I’m transforming. I’m vibrating. Look at me now.
Estou vendo, Nick. Estou vendo você e os Bad Seeds tocando o terror com gosto enquanto todo mundo a minha volta grita e pula e chora de emoção. Estou vendo Warren Ellis debulhando aquela mustanguinha de quatro cordas (que, diga-se, ele que inventou), depois chacoalhando um violino distorcidíssimo com menos cerimônia com que o Sonic Youth esfregava as guitarras no chão.

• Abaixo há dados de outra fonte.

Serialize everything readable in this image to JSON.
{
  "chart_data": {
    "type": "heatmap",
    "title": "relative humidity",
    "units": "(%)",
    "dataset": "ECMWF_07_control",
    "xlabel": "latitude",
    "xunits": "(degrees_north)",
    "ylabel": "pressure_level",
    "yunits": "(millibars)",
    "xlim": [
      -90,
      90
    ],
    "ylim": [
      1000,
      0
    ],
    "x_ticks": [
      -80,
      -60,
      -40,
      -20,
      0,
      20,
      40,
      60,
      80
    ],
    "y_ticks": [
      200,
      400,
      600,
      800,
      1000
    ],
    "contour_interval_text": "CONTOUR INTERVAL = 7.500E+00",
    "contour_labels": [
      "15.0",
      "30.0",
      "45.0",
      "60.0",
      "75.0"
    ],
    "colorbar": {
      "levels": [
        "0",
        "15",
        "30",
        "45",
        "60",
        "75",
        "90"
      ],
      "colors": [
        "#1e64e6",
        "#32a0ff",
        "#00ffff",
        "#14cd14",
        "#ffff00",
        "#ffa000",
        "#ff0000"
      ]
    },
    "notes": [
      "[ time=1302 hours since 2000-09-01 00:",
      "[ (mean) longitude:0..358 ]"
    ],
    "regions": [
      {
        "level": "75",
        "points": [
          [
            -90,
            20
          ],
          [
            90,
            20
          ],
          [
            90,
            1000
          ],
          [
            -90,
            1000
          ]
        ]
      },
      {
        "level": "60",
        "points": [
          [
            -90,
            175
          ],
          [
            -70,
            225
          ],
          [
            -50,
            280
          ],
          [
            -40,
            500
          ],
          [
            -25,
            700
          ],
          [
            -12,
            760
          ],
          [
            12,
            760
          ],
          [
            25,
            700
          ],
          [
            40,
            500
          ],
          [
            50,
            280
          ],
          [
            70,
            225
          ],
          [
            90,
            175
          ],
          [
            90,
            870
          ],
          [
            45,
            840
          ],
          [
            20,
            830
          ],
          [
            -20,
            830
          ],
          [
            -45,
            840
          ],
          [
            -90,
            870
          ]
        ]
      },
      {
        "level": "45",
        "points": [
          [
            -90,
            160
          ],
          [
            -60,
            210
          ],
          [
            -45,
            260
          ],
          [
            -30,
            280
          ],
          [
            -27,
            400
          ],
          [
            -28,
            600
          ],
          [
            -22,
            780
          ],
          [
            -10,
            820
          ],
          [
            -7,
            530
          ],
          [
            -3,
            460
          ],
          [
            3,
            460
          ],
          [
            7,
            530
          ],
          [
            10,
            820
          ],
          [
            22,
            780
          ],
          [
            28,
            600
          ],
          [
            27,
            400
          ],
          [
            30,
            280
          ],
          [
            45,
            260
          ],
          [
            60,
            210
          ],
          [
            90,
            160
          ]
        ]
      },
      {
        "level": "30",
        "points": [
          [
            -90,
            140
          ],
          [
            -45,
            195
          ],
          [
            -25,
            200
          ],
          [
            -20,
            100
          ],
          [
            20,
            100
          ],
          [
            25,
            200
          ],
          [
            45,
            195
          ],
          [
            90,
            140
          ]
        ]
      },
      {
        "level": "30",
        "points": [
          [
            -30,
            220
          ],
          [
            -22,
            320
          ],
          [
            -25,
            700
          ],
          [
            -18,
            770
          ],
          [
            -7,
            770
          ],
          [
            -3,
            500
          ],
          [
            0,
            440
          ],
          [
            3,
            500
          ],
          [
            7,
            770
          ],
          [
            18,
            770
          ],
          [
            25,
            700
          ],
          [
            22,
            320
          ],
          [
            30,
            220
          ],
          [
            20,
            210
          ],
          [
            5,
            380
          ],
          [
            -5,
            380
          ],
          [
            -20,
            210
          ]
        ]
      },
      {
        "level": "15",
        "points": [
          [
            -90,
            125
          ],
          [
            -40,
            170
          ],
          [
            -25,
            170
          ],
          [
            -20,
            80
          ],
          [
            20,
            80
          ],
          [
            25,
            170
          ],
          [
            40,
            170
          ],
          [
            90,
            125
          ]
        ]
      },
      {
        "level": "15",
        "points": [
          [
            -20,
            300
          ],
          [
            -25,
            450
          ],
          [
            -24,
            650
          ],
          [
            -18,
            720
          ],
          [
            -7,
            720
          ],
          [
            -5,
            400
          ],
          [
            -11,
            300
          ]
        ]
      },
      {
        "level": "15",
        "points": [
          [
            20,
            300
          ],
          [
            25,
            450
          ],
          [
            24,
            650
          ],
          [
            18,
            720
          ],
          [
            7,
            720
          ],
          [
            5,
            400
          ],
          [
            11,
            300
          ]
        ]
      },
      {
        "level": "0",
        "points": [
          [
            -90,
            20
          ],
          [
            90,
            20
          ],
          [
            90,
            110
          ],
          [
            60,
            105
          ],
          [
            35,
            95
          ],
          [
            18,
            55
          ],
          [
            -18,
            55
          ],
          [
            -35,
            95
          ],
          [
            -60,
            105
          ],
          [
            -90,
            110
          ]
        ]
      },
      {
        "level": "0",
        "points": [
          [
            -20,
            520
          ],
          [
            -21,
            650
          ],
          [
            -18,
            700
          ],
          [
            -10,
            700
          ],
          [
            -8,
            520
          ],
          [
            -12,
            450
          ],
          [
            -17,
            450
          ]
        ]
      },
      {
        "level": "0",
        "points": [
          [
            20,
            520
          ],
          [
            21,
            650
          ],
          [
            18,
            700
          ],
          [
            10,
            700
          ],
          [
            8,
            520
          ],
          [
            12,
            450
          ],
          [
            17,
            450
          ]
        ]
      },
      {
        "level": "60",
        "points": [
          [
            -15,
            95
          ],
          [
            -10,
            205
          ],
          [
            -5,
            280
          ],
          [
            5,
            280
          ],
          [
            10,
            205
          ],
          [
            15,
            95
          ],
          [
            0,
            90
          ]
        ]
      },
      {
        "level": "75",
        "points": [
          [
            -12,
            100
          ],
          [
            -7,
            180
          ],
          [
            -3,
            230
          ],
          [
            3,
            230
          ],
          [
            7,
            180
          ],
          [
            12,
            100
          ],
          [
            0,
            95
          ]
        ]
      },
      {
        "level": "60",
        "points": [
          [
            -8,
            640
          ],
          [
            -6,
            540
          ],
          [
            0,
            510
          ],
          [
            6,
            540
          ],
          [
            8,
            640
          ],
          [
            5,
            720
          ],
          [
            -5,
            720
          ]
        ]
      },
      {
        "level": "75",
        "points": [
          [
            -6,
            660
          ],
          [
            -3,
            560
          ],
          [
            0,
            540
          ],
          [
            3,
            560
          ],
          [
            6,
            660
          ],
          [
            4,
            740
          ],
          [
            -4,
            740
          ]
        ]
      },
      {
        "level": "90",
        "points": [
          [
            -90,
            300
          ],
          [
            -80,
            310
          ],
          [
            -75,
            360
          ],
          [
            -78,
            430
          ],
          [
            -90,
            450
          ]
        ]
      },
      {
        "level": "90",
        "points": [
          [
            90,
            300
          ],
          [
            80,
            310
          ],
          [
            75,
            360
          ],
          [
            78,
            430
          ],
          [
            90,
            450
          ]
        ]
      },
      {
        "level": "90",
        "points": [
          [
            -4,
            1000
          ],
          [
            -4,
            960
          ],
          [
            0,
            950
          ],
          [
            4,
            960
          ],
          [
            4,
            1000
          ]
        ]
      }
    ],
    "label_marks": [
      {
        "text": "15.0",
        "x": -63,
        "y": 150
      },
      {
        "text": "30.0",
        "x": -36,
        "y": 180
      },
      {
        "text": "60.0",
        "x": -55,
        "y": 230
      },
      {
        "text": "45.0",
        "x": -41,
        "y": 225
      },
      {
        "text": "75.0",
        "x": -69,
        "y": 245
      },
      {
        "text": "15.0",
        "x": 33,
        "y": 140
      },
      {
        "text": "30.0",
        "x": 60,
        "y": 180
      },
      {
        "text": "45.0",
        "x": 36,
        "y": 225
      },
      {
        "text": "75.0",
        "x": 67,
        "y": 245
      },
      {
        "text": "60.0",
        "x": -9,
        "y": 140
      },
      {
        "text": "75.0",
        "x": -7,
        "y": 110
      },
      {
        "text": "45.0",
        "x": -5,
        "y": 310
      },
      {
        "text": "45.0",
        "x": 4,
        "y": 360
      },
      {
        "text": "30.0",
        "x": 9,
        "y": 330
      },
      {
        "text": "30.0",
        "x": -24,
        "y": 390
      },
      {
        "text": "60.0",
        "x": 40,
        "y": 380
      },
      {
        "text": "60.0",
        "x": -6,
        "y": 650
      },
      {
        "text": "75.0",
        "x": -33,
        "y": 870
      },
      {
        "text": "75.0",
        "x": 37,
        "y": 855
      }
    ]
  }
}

Estou vendo uma das melhores bandas do mundo quase quebrando todos os seus instrumentos de tanta intensidade no final de cada música, uma erupção depois da outra, desenhando o seu próprio microuniverso paralelo em cada compasso, uma realidade alternativa em que as coisas são um pouco mais tortas e um pouco mais certas, em que ser intenso é legal, ninguém tem medo do escuro e tudo bem se a gente sofrer e chorar um pouco mais porque isso tudo vale a pena.
Nessa realidade, as crianças aprendem a tocar guitarra na escola, o submundo é a superfície, este show é o acontecimento do ano, você aceitou o meu convite, o Nick Cave é o Roberto Carlos.
Não sei você, mas eu moraria nesse lugar.